We created the routingkit measure based on RoutingKit, a C++ library for route planning. This measure uses mapping data from OSM (OpenStreetMap) to find feasible routes and calculate cost. To make route optimization easier for specific types of vehicles, we provide profiles that calculate cost based on the type of vehicles in your fleet.
Considerations for vehicle profiles
Last-mile furniture deliveries are often handled by box freight trucks. Your piping-hot pad thai may be delivered by bike. Or perhaps your favorite bottle of pinot noir is on its way, safely nestled into the arm of a delivery person on foot.
Each of our carriers above are moving at different speeds and may not be able to traverse on the same roads or ways. As we calculate the cost of each of their routes, the following questions arise:
- What types of vehicles are in our fleet?
- What types of roads and ways can those vehicles travel on?
- At what speeds can those vehicles travel on those roads and ways?
Instead of manually identifying the answers for the last two questions every time, you can use profiles that generalize vehicle-specific attributes and use OSM tags to identify speed and road accessibility based on the type of vehicle.
Standard vehicle routing profiles: pedestrian, bike, car, and truck
We’ve created standard profiles for commonly used vehicles, or rather common forms of transportation used in routing problems. With these profiles, the routingkit measure will only use roads and ways that can actually be traversed by the form of transportation selected.
Note: OSM tags are complex and different regions have unique mapping requirements. We’ve illustrated example scenarios below but these profiles will continue to evolve as we add more enhancements and capabilities.
Meet the pedestrian
Use case: The pedestrian profile is ideal for short-range services like food and beverage deliveries that are carried on foot.
Example: A pedestrian can travel on most roads and ways. Unlike cars, they can use stairs and walk on hiking trails that go through parks. Routingkit will return anything tagged with “foot” as a valid way for a pedestrian to use. Pedestrians can go the wrong way down one-ways and of course do as many U-turns as they like — being careful not to drop the wine!
Speed: The default speed for pedestrians is 5 kph.
Meet the bike
Use case: The bike profile is ideal for short- to medium-range deliveries, like those required by local courier services.
Example: Cyclists can use most roads and ways. Routingkit will return only those tagged with “bicycle” as a valid way for a cyclist to use, ensuring that your delivery person and pad thai both arrive safely.
Speed: The default speed for bikes is 15 kph.
Meet the car
Use case: The car profile is ideal for medium to long-range routing problems like grocery delivery.
Example: Cars can travel on most roads and ways. Routingkit will return anything tagged with “motorcar” as a valid way for a car to use. Cars cannot travel on service roads and they must respect one-ways.

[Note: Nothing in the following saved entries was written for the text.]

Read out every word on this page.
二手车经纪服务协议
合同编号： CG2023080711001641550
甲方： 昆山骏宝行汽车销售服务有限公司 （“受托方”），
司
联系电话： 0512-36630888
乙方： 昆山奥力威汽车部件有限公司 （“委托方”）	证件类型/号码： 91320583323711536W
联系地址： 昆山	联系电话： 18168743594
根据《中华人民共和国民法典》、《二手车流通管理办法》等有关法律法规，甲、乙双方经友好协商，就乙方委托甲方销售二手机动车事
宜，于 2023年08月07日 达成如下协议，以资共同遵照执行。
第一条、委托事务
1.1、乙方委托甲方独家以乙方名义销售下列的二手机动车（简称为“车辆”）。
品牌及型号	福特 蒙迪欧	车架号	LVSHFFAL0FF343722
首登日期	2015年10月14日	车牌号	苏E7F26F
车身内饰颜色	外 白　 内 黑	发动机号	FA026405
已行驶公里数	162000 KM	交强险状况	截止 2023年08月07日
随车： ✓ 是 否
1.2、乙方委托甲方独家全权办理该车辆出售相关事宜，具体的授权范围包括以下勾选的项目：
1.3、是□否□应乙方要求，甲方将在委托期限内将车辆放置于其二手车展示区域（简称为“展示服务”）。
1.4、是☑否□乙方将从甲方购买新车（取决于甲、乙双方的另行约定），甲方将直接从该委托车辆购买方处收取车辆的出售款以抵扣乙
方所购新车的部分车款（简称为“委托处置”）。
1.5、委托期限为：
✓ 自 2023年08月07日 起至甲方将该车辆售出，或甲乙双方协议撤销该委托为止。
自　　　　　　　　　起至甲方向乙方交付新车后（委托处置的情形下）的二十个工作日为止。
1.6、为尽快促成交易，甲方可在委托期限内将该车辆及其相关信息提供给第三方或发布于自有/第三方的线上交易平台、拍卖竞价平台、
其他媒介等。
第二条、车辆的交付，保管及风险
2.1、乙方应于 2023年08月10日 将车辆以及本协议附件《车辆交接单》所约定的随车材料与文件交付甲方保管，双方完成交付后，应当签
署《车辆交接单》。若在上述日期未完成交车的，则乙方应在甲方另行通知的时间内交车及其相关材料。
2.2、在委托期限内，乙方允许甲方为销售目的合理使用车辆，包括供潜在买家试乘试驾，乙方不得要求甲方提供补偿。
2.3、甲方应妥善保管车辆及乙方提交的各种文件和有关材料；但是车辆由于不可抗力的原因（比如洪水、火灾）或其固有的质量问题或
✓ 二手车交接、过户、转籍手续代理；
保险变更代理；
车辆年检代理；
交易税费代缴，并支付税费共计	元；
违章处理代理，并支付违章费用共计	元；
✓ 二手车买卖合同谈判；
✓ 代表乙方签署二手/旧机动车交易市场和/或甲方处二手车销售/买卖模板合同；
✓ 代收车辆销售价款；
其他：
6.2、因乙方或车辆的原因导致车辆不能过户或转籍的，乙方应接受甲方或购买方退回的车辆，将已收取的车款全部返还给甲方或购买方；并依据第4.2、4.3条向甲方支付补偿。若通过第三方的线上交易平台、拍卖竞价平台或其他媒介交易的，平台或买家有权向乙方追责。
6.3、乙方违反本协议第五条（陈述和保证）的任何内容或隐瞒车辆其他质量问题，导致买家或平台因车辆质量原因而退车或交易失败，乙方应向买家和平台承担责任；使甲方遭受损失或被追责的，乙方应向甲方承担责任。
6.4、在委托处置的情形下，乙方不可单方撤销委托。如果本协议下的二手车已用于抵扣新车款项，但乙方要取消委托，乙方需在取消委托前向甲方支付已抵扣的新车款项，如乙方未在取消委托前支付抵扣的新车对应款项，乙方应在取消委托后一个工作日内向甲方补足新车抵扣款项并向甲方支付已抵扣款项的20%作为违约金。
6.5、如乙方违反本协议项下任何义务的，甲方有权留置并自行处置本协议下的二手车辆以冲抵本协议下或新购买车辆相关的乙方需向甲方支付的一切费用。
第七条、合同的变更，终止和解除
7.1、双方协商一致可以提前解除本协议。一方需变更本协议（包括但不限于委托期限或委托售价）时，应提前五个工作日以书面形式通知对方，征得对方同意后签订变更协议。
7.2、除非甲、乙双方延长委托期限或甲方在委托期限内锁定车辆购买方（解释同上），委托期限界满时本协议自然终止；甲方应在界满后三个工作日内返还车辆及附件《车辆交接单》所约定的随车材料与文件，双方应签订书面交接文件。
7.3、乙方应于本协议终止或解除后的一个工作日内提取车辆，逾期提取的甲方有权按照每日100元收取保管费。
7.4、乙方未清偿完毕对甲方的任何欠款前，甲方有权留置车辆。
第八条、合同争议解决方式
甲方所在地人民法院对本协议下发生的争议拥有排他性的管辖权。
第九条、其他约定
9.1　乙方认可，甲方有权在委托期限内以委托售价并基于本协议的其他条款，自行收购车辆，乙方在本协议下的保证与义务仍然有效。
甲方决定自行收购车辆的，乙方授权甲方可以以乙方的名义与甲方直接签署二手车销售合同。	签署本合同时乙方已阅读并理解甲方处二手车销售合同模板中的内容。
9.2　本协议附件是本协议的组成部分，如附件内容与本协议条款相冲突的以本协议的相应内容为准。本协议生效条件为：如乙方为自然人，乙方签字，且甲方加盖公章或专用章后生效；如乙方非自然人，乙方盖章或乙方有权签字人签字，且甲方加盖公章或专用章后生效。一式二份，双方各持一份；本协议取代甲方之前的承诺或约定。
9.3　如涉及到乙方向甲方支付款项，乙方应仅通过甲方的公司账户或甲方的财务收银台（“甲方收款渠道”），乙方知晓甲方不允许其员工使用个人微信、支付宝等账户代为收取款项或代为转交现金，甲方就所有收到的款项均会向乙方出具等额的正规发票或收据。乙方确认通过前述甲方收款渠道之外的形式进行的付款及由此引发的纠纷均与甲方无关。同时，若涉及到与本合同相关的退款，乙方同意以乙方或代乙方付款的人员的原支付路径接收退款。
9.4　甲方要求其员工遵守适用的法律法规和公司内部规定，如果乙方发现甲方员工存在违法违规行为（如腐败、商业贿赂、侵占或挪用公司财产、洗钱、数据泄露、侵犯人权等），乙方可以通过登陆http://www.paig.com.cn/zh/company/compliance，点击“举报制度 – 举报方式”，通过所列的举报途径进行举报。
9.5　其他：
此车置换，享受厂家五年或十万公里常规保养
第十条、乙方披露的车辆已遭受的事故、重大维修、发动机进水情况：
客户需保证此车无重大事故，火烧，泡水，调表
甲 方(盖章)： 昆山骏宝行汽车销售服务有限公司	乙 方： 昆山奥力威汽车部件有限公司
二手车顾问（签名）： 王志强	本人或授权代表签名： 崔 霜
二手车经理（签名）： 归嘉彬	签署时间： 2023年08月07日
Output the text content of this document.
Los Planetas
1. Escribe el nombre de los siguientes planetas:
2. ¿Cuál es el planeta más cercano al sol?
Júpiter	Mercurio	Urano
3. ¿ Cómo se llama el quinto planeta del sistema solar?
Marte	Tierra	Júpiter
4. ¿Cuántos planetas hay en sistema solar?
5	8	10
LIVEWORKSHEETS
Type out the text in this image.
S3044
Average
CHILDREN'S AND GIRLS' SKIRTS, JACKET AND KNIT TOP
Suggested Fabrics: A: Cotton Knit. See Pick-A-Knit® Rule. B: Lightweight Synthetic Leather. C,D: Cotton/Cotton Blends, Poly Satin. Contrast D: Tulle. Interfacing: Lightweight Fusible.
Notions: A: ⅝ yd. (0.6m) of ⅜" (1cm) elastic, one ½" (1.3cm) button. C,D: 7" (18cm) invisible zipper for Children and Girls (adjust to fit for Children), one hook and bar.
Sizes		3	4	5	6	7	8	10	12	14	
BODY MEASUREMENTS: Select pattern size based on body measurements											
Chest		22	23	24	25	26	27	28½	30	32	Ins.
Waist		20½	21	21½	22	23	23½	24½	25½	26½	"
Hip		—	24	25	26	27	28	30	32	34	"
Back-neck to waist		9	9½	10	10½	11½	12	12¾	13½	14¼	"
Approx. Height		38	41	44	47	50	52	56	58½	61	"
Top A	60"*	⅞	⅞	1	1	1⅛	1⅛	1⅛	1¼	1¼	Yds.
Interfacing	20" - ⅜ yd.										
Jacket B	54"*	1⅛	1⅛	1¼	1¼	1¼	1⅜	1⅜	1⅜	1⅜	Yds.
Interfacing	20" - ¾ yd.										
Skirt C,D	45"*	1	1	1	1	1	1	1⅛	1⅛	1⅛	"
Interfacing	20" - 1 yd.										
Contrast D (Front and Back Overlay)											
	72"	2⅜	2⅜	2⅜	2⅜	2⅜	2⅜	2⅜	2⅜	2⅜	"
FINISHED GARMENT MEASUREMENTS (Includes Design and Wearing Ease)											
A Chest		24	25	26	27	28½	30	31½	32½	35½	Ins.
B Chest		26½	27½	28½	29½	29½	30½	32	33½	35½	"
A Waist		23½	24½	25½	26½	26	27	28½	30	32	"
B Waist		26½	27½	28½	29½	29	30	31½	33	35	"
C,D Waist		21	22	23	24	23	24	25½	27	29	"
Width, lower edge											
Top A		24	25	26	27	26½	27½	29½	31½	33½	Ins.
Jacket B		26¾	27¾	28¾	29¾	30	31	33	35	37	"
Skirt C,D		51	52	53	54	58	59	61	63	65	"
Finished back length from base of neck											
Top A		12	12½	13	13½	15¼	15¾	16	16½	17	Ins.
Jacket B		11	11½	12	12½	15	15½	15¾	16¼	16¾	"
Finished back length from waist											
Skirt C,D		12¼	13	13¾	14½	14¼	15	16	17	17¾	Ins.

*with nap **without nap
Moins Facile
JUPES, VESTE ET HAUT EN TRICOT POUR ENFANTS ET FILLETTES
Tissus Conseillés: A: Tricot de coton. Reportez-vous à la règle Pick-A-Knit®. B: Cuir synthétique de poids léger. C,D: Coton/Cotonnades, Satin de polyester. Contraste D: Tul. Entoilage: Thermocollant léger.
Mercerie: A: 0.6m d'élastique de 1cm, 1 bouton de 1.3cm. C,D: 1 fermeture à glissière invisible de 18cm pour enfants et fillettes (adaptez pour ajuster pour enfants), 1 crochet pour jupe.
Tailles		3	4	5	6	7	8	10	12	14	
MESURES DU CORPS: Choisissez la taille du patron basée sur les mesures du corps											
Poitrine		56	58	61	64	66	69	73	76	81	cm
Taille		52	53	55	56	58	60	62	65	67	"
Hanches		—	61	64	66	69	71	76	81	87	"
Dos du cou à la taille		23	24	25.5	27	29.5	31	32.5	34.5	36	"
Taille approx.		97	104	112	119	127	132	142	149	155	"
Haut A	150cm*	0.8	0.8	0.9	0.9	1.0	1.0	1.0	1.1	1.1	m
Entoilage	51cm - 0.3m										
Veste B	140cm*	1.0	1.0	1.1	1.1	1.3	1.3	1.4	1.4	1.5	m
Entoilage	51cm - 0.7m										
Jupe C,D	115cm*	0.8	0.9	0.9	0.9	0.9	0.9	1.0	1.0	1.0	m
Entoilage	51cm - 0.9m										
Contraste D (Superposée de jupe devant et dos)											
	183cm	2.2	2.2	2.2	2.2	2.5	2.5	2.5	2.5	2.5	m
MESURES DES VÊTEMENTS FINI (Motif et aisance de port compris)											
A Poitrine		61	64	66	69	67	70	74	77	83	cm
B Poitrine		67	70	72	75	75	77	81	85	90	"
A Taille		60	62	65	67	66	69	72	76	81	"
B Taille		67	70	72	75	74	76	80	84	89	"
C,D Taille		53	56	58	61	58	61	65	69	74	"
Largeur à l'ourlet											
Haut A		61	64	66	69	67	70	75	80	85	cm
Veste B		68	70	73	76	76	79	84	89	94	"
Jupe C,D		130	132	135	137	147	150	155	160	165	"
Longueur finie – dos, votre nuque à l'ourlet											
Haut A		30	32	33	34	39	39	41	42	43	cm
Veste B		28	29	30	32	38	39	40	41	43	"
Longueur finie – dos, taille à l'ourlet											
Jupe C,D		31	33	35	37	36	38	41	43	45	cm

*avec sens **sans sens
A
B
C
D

Speed: Putting the pedal to the metal, the car profile can travel at the maximum speed as denoted by the road or way type. For example, 90 kph on motorways and 25 kph on roads in residential areas.
Let’s look at the difference between the route for a car and the route for a pedestrian. We can see that the car has to start out going west to respect the one-way while the pedestrian is able to traverse directly toward the destination.
Meet the (customizable) truck
Use case: The truck profile is ideal for high-capacity and/or large item routing like furniture distribution or material sourcing.
Example: Trucks can travel on many of the same roads and ways as cars but cannot do u-turns. The truck profile is unique in that it is customizable by weight, length, height, width, and speed. These variables will impact the roads and ways the truck will be able to use. For example, a wide truck will not fit through narrow roads in Italy and a tall truck will have to avoid low bridges and overpasses in Germany.
Speed: They follow the same speed rules as the car, going at a maximum speed as denoted by the road or way type while also respecting the top speed configured in the truck profile.
Let’s look at the difference between the route for a truck and the route for a car. In this instance, we can see that the car takes one road directly from stop 1 to stop 2. The truck, on the other hand, takes a considerably longer route. If we look closer, we can see that the truck is avoiding a low bridge for a railroad crossing.
Custom vehicle profiles for route optimization
What if the vehicles in your fleet don’t match up with any of the standard profiles above? Not to worry. Create a custom profile that matches the attributes of your unique vehicle. For example, we can create custom profiles for a scooter and a motorcycle that specify attributes like maximum speed.
New profiles require the definition of a custom profile name, transportation mode (vehicle, bike, or pedestrian), flags to permit left turns and u-turns, and custom speeds per way type specified (e.g., a custom speed for traveling on highways).